In relative terms, there is no question the price of gas is a lot cheaper right now than it was earlier this year. That $1.66 is down from more than $2 a litre just a couple of months ago.
But it's still more expensive than it was a year ago — and drivers have long memories.
Living in a big country with long driving distances, Canadians use a lot of gas. So even what Statistics Canada called a "slower year-over-year growth in gasoline prices" was enough to bring Canadian inflation down in July, dropping from 8.1 to 7.6 per cent.
But for anyone who travels by transit, bikes, walks or drives an electric car, the fall in inflation has not affected them one bit. In fact, for those who don't use gas, inflation is higher than ever. And for those on a fixed income, or those whose incomes have not kept up with inflation this year, things are even worse.

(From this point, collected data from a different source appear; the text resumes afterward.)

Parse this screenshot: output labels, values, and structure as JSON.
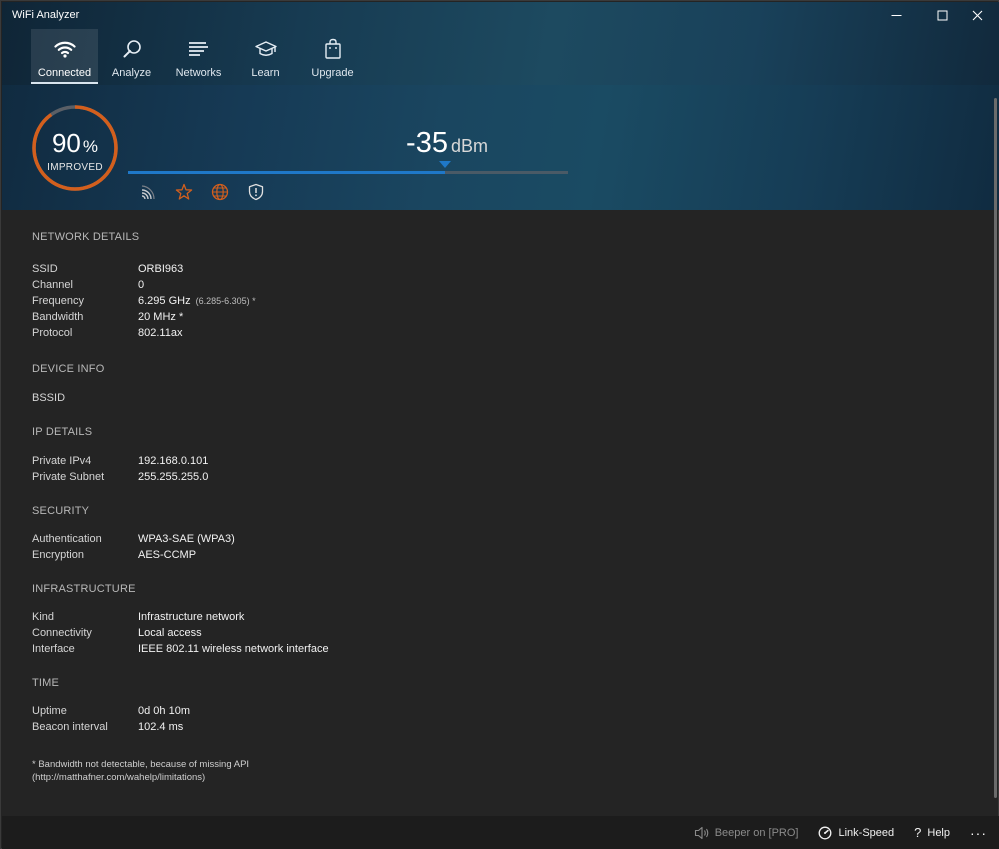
{
  "app": {
    "title": "WiFi Analyzer"
  },
  "window_controls": {
    "minimize": "—",
    "maximize": "☐",
    "close": "✕"
  },
  "nav": [
    {
      "label": "Connected",
      "icon": "wifi-icon",
      "active": true
    },
    {
      "label": "Analyze",
      "icon": "magnifier-icon",
      "active": false
    },
    {
      "label": "Networks",
      "icon": "networks-list-icon",
      "active": false
    },
    {
      "label": "Learn",
      "icon": "graduation-cap-icon",
      "active": false
    },
    {
      "label": "Upgrade",
      "icon": "shopping-bag-icon",
      "active": false
    }
  ],
  "gauge": {
    "value": "90",
    "unit": "%",
    "label": "IMPROVED",
    "fraction": 0.9
  },
  "signal": {
    "value": "-35",
    "unit": "dBm",
    "level_fraction": 0.72
  },
  "status_icons": [
    "signal-strength-icon",
    "star-icon",
    "globe-icon",
    "shield-icon"
  ],
  "colors": {
    "accent_orange": "#d35f1d",
    "signal_blue": "#1f78c8"
  },
  "sections": {
    "network": {
      "title": "NETWORK DETAILS",
      "rows": [
        {
          "k": "SSID",
          "v": "ORBI963"
        },
        {
          "k": "Channel",
          "v": "0"
        },
        {
          "k": "Frequency",
          "v": "6.295 GHz",
          "sub": "(6.285-6.305) *"
        },
        {
          "k": "Bandwidth",
          "v": "20 MHz *"
        },
        {
          "k": "Protocol",
          "v": "802.11ax"
        }
      ]
    },
    "device": {
      "title": "DEVICE INFO",
      "rows": [
        {
          "k": "BSSID",
          "v": ""
        }
      ]
    },
    "ip": {
      "title": "IP DETAILS",
      "rows": [
        {
          "k": "Private IPv4",
          "v": "192.168.0.101"
        },
        {
          "k": "Private Subnet",
          "v": "255.255.255.0"
        }
      ]
    },
    "security": {
      "title": "SECURITY",
      "rows": [
        {
          "k": "Authentication",
          "v": "WPA3-SAE (WPA3)"
        },
        {
          "k": "Encryption",
          "v": "AES-CCMP"
        }
      ]
    },
    "infrastructure": {
      "title": "INFRASTRUCTURE",
      "rows": [
        {
          "k": "Kind",
          "v": "Infrastructure network"
        },
        {
          "k": "Connectivity",
          "v": "Local access"
        },
        {
          "k": "Interface",
          "v": "IEEE 802.11 wireless network interface"
        }
      ]
    },
    "time": {
      "title": "TIME",
      "rows": [
        {
          "k": "Uptime",
          "v": "0d 0h 10m"
        },
        {
          "k": "Beacon interval",
          "v": "102.4 ms"
        }
      ]
    }
  },
  "footnote": {
    "line1": "* Bandwidth not detectable, because of missing API",
    "line2": "(http://matthafner.com/wahelp/limitations)"
  },
  "bottombar": {
    "beeper": "Beeper on [PRO]",
    "link_speed": "Link-Speed",
    "help": "Help",
    "more": "···"
  }
}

"Excluding gasoline, prices rose 6.6 per cent year over year in July, following a 6.5 per cent increase in June, as upward pressure on prices remained broad-based," Statistics Canada reported on Tuesday.
The problem is our old friend "everything inflation," which the statisticians call core inflation, because it leaves out all the things that shoot up and down, like pump prices. Core is still out of its target range and trending upward.
That leads to two problems. One is that consumers, many of whom are already convinced that inflation is much higher than Statistics Canada is reporting, will still see prices on day-to-day purchases continue to rise.
The second, as several economic commentators suggested after the consumer price index was released, is that we should expect the central bank to keep hiking interest rates.
While the Bank of Canada keeps one eye on the headline inflation number that we normally report in the media, central banks prefer to use core because it offers a better long-term indication of both inflation and inflationary expectations.
It is not at all clear that the Bank of Canada's recent rate hikes were responsible for bringing gas prices down. Gas prices depend on the global oil price, global demand and international politics — all of which are volatile.
As Benn said, he's worried that gas prices could rise again.
That means if it really is mostly gas that's driving inflation lower, there is little evidence the Bank of Canada's rate rises have so far had an effect.